Patrick O'Donnell has been focused on all things avian since the age of 7. Since then, he has helped with ornithological field work in the USA and Peru, and has guided many birding tours, especially in Costa Rica. He develops birding apps for BirdingFieldGuides and loves to write about birds, especially in his adopted country of Costa Rica.

Let others know your thoughts or ask an expert


Sunday 16th of July 2023

We found a baby cardinal on our farm. It kept going towards the fire. When we moved it away from the fire our dog went after it. I have been feeding it moistened dog kibble. It is doing well. It can fly. It calls to be fed, about 3 x's an hour until sunset. I do not know how to prepare it to be let go. What would you suggest?

Patrick O'Donnell

Tuesday 18th of July 2023

@Janet- Good thing you saved that baby cardinal from the fire and your dog! When we find a baby bird, the best thing to do is to put it in a shrub or low tree near where you found it.

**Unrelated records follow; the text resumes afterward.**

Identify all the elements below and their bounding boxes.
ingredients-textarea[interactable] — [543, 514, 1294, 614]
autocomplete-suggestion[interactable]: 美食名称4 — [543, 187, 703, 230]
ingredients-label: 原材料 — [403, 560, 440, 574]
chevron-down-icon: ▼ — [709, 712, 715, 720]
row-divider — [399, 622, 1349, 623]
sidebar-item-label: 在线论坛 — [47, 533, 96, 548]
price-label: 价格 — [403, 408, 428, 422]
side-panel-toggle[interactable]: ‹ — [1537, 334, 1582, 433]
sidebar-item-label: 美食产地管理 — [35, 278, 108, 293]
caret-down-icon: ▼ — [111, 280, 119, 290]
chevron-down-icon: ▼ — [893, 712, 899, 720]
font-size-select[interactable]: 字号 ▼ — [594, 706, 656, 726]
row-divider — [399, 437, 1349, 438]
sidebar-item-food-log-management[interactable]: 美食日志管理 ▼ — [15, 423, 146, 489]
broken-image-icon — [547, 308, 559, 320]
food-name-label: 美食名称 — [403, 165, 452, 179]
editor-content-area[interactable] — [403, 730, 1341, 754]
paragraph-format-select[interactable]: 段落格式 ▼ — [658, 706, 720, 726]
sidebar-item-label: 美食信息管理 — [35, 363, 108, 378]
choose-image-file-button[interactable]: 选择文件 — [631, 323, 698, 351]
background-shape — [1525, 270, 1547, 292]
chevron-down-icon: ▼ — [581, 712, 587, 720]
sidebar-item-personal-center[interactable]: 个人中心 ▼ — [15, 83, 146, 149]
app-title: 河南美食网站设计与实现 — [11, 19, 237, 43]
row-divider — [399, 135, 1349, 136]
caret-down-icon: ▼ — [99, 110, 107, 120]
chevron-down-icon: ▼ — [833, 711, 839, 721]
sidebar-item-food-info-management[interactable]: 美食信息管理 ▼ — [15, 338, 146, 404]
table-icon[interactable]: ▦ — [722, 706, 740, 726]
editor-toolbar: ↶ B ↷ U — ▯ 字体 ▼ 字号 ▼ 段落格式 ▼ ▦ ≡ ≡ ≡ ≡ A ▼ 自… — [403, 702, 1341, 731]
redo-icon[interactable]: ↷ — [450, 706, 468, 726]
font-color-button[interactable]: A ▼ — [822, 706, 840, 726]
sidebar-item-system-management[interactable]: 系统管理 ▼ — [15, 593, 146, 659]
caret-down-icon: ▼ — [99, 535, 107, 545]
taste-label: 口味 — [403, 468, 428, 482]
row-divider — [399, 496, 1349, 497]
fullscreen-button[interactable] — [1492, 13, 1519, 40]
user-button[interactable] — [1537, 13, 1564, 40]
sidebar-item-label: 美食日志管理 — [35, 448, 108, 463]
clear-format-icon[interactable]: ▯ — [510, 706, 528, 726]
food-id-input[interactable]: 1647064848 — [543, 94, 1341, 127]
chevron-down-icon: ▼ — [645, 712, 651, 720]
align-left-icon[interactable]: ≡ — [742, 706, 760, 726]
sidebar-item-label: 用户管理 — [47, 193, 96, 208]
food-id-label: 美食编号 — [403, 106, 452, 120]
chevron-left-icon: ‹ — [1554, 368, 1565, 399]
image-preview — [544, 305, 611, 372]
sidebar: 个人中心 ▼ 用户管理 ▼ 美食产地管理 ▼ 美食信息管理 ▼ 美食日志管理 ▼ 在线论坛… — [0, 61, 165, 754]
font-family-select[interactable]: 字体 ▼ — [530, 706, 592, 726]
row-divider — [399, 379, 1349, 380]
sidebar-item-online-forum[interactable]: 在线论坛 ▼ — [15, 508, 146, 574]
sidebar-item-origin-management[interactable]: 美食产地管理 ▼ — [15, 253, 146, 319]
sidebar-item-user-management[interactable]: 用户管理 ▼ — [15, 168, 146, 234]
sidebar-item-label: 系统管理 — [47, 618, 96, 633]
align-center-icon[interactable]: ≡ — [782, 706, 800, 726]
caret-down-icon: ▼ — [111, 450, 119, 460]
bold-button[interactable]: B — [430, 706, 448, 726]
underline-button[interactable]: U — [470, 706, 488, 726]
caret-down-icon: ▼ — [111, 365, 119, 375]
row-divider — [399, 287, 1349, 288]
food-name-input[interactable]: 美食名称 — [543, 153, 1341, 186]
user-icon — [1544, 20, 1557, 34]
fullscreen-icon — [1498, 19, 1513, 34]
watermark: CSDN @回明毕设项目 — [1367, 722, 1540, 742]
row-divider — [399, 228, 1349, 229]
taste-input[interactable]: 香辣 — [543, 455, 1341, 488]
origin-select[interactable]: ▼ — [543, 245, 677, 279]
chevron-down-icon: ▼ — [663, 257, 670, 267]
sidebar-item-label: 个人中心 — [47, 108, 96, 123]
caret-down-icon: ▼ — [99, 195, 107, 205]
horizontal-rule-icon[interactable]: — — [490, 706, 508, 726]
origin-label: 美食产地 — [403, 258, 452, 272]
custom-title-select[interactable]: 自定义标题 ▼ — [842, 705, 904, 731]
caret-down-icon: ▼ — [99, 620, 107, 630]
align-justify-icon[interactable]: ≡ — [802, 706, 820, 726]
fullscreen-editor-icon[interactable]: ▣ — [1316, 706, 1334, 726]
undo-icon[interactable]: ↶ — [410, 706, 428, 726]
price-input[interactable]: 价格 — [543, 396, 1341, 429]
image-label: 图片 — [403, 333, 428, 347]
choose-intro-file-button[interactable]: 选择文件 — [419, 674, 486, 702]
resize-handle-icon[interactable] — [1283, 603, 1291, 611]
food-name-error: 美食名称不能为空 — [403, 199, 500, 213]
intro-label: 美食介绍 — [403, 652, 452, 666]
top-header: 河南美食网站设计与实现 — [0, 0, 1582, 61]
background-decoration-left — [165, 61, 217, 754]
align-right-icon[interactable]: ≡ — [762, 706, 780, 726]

In all likelihood, its parents are close by. Sometimes, like the bird on your farm, we do need to save the baby bird from hazards like roads, pets, or other things. However, after saving it, if the baby bird has feathers and can fly, we should put it back into the wild as soon as possible.

Preferably, we should release the bird near its nest but if we don't know where the nest is, the next best thing is to release the baby bird in the closest suitable vegetation. In your case, that might be the edge of some woods or bushes far enough from the house to keep pets from attacking the baby.

The bird will still call and beg for food but its parents should be nearby and should find and feed it.